Background: Growth of the Defense Sector
Global geopolitical tensions, particularly since the outbreak of the Ukraine war and other regional conflicts, have significantly increased the demand for armaments. National governments are ramping up their investments in defense capabilities, leading to strong growth in the sector. European countries are also increasing their defense spending – a trend described as a “once-in-a-generation expansion.”
Performance of the VanEck Defense ETF
- YTD Return: The VanEck Defense ETF recorded an annual return of over 50% by mid-June 2025, depending on the location, between 51.58% and 52.74%.
- Net Asset Value (NAV): The NAV was approximately $55 or €48–49 per share on June 13, 2025.
- Total Assets: Managed assets have grown to around $5.8 billion – a testament to investors’ strong interest.
- Technical Development: Analysts predict a further increase of about 21% over the next three months, with the price range expected between €52 and €60.

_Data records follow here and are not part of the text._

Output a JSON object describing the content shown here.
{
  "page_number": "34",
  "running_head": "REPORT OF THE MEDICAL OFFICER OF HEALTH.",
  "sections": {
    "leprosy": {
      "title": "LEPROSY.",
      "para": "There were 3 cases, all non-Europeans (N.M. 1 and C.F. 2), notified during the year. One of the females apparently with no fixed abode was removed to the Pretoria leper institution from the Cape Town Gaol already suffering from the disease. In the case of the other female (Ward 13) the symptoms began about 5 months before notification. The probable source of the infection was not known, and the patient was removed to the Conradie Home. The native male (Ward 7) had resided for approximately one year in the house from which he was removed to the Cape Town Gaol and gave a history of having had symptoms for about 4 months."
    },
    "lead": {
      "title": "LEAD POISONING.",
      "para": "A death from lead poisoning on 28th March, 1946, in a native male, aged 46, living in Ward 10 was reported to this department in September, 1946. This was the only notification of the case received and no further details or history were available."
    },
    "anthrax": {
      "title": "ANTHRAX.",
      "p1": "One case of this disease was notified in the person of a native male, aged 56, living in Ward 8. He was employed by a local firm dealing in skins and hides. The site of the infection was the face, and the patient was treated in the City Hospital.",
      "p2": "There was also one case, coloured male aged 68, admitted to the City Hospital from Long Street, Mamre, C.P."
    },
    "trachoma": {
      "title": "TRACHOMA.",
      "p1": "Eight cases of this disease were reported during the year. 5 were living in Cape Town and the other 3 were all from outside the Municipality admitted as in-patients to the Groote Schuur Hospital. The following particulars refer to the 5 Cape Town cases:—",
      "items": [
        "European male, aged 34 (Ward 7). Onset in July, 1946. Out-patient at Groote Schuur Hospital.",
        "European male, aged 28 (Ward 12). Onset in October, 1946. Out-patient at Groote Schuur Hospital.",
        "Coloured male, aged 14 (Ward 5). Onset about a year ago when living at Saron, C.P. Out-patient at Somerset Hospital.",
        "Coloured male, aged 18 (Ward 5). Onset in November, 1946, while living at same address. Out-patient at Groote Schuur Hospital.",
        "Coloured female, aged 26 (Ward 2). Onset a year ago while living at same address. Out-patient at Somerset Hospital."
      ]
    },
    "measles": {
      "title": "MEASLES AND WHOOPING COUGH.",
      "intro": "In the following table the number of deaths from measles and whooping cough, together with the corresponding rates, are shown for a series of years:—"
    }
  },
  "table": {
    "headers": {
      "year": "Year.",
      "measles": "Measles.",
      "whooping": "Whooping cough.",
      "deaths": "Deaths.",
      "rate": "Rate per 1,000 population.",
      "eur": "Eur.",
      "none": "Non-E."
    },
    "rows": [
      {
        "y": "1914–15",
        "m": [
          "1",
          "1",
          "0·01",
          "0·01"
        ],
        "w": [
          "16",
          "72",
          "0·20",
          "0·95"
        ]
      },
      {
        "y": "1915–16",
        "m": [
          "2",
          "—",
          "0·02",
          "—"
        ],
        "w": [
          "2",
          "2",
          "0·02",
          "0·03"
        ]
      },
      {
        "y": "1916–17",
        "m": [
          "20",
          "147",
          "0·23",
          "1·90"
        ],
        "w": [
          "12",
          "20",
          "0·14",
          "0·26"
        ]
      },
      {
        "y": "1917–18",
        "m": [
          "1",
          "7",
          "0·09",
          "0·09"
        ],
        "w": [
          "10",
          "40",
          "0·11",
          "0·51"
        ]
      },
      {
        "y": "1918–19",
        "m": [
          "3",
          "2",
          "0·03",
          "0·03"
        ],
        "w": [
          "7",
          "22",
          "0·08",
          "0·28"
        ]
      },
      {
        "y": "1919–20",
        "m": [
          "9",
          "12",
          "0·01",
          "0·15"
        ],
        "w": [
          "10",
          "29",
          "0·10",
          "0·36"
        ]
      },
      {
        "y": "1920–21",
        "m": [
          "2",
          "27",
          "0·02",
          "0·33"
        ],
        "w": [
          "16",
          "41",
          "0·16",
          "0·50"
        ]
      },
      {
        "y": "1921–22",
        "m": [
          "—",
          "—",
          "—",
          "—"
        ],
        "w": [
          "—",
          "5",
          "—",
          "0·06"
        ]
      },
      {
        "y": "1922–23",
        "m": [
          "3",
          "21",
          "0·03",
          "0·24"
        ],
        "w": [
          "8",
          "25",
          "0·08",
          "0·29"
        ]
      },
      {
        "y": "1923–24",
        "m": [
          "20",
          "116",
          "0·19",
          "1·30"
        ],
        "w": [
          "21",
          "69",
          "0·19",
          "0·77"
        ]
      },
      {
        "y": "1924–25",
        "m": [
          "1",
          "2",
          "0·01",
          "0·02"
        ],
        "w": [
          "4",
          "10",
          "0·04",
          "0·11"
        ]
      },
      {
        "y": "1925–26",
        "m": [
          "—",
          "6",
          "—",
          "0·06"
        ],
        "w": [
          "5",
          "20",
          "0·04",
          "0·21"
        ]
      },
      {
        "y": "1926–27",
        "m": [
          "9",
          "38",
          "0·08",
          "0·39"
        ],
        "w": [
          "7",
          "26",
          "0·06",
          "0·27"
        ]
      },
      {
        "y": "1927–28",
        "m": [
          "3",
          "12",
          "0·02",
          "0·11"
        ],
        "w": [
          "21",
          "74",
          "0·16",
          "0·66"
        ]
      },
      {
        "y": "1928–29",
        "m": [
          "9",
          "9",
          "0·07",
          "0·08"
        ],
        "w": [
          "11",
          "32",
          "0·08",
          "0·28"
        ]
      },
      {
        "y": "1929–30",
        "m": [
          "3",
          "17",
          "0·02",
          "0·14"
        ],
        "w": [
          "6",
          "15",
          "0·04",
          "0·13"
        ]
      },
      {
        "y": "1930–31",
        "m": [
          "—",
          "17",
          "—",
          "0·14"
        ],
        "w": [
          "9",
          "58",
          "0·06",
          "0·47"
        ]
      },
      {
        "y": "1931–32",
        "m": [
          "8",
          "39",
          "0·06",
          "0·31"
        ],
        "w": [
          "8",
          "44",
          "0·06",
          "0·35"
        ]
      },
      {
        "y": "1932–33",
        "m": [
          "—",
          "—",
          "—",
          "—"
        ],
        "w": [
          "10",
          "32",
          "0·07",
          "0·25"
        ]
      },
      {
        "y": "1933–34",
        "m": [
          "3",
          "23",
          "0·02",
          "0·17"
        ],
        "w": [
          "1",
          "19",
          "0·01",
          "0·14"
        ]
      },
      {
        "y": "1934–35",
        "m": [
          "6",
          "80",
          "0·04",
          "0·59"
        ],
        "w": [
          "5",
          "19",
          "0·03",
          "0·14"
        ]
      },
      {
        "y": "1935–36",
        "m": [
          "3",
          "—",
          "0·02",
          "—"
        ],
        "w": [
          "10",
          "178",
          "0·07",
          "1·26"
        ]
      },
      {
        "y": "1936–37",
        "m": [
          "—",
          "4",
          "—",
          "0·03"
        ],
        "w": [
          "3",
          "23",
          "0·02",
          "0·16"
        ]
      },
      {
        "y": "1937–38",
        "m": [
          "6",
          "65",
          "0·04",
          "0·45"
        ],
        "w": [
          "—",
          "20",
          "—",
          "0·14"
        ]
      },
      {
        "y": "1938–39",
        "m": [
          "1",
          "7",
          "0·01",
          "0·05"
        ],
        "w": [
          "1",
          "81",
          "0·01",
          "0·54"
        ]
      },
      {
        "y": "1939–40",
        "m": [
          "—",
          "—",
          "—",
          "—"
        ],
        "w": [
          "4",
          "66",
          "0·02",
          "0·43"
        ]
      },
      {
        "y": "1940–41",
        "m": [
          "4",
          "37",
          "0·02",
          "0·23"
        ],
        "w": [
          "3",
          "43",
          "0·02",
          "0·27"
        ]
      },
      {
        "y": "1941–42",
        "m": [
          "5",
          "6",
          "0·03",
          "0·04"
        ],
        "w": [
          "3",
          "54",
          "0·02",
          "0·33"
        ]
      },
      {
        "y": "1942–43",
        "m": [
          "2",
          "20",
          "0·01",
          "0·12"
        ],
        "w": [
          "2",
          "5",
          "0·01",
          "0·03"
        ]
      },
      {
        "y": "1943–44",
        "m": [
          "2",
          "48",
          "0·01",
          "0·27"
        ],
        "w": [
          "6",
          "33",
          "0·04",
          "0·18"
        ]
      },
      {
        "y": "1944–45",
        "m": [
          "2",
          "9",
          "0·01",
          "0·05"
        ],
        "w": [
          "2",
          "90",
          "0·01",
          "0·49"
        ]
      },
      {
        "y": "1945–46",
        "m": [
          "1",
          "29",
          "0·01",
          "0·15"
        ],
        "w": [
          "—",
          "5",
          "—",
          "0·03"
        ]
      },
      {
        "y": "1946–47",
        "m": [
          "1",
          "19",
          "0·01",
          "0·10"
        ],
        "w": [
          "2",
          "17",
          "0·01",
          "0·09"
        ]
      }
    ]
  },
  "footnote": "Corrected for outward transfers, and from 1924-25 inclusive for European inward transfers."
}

Composition and Diversification
The ETF tracks the MarketVector™ Global Defense Industry Index and invests in leading companies in defense technology, cybersecurity, and services for national defense industries. The broad diversification across several countries (currently eight) helps to reduce risk – even though individual European defense stocks have sometimes risen more sharply than the ETF as a whole.
Feature | Value/Information |
---|---|
YTD Return | approximately 52% |
NAV | approximately $55 / €48–49 |
Total Assets | approximately $5.8 billion |
Number of Stocks | approximately 29 |
Countries | Eight |
Average P/E Ratio | approximately 30 |
Opportunities & Risks
Opportunities:
- Strong Demand: Geopolitical uncertainties drive demand for defense solutions.
- Diversification: The ETF provides access to a wide range of companies from various countries.
- Growth Prospects: Analysts see further potential for price gains.
Risks:
- Market Risk & Volatility: Despite diversification, market risk remains; individual stocks can fluctuate significantly.
- Sector Concentration: A high focus on the defense sector can be problematic during industry downturns.
- Liquidity Risk: During turbulent phases, liquidity shortages can occur.
“Investors should be aware: They can lose their entire invested capital.”
— Warning notice in the ETF prospectus
Conclusion
The VanEck Defense ETF is currently benefiting massively from the globally heightened need for security and the associated investment surge in the defense sector. For investors, it offers a way to diversify within a volatile market – however, they should be aware that losses are also possible here and careful analysis as well as regular monitoring are required.